2013 Reading Assignment: the real work: modern magic and the meaning of life by adam gopnik
Your Common College Reading is an introduction to college-level reading and discussion, and an introduction to the type of material common to seminar-style courses. You will discuss the required Common College Reading during Orientation (most likely on Tuesday, August 20). This discussion with your professor, classmates, and ALPHAs will constitute a small portion of your first grade in your First-Year Seminar.
The selection "The Real Work: Modern Magic and the Meaning of Life" is the text that you and all the other students will read. You can read it over the summer or shortly before you arrive for Orientation; it should take you no more than an hour or two at most. The link above provides you direct access to the essay.
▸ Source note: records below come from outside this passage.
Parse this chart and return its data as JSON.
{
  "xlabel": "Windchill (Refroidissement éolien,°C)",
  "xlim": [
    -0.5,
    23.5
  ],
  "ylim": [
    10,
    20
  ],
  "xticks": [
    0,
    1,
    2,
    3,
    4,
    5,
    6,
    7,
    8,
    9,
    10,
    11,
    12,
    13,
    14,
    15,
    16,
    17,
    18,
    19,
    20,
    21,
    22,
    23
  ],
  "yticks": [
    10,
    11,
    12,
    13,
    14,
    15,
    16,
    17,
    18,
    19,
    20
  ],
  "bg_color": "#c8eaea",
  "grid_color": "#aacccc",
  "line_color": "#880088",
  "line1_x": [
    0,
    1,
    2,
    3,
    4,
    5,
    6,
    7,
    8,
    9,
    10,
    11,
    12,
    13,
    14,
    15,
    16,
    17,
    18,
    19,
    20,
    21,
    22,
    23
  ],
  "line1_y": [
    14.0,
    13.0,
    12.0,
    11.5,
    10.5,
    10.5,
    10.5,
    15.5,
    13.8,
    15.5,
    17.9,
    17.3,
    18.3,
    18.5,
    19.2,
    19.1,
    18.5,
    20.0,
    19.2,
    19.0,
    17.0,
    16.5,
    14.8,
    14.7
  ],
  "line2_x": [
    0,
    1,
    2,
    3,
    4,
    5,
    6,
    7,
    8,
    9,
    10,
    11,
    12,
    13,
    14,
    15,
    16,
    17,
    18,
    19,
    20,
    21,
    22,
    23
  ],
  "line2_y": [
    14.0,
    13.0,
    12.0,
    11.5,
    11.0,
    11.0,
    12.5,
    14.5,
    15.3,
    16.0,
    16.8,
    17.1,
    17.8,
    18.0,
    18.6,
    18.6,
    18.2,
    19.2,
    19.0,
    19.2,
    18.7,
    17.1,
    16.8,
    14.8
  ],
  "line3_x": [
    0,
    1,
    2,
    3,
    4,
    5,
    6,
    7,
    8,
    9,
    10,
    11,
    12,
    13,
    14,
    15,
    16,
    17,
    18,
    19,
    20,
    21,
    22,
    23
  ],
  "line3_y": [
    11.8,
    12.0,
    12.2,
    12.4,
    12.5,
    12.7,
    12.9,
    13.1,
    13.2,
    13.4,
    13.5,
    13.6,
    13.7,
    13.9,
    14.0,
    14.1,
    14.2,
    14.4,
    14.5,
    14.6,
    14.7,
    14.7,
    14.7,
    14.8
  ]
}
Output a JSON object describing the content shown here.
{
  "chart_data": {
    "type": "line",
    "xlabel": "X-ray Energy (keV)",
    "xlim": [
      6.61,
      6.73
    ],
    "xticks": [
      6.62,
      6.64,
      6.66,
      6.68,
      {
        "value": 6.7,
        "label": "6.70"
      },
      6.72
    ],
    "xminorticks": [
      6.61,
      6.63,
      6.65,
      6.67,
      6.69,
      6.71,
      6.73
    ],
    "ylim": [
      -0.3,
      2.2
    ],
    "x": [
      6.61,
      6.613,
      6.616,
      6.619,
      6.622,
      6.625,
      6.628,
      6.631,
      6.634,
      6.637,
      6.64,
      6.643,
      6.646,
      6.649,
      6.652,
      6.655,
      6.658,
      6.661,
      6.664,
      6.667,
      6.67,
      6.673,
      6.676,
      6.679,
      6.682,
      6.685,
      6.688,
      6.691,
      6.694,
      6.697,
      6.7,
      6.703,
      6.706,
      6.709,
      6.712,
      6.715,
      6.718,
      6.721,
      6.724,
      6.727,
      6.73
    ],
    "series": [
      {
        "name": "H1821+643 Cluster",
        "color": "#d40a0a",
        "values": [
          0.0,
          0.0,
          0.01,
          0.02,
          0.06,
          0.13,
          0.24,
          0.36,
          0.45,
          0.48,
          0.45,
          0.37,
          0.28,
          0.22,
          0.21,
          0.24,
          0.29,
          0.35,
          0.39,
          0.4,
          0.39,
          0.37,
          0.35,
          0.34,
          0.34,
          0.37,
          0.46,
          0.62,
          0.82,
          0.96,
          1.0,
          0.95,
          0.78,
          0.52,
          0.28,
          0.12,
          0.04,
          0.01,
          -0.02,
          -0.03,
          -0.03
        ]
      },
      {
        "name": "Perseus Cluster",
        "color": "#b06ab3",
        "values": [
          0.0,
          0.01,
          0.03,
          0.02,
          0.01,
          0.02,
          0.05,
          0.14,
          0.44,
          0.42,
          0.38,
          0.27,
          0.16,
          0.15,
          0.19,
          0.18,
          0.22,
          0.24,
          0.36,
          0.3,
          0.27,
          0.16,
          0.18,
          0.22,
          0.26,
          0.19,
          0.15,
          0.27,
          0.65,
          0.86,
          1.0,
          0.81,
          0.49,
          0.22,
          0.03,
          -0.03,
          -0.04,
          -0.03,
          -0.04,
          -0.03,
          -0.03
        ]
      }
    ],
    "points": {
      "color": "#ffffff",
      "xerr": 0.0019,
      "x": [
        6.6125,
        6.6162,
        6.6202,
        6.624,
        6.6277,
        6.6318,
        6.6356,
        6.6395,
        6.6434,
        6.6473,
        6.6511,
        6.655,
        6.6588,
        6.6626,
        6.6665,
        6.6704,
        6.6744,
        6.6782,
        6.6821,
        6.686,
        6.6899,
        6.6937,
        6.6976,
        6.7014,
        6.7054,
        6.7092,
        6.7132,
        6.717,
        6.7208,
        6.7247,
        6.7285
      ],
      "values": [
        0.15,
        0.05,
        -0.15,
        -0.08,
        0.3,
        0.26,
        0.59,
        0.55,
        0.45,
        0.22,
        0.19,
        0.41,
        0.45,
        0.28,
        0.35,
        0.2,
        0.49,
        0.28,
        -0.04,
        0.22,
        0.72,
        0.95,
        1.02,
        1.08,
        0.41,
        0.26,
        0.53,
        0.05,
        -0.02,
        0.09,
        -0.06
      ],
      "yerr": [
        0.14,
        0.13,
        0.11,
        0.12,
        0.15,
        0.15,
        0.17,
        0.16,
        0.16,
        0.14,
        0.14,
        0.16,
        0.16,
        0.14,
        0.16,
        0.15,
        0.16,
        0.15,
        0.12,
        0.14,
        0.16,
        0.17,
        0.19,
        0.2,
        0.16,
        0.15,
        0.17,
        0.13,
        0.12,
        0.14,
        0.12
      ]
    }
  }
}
Why and How Was This Selection Chosen?
"The Real Work: Modern Magic and the Meaning of Life" by Adam Gopnik, was published in The New Yorker in 2008. It simultaneously represents a fairly high level of writing while taking as its subject matter a fairly accessible topic: magic, magicians, and the way they perfect their technique. Members of the faculty committee that chose the reading describe the essay as "an intellectual and philosophical perspective on magic told through a series of interviews with well-respected (but largely unknown) magicians as well as famous magicians like Teller (from Penn and Teller), David Blaine, and David Copperfield. Part of the essay's premise is that anyone can learn to do a trick, but 'the real work is the accumulated practice of performing the trick in a completely convincing way.' To learn magic, one must participate in the tradition, practice the craft, and perform." That level of participation is analogous to what professors ask of their students, so the essay helps us to understand what we think of when we use the phrase "college level thinking". The essay touches on apprenticeship, dedication to mastery of technique, and what it means to be a member of a "disciplinary" community.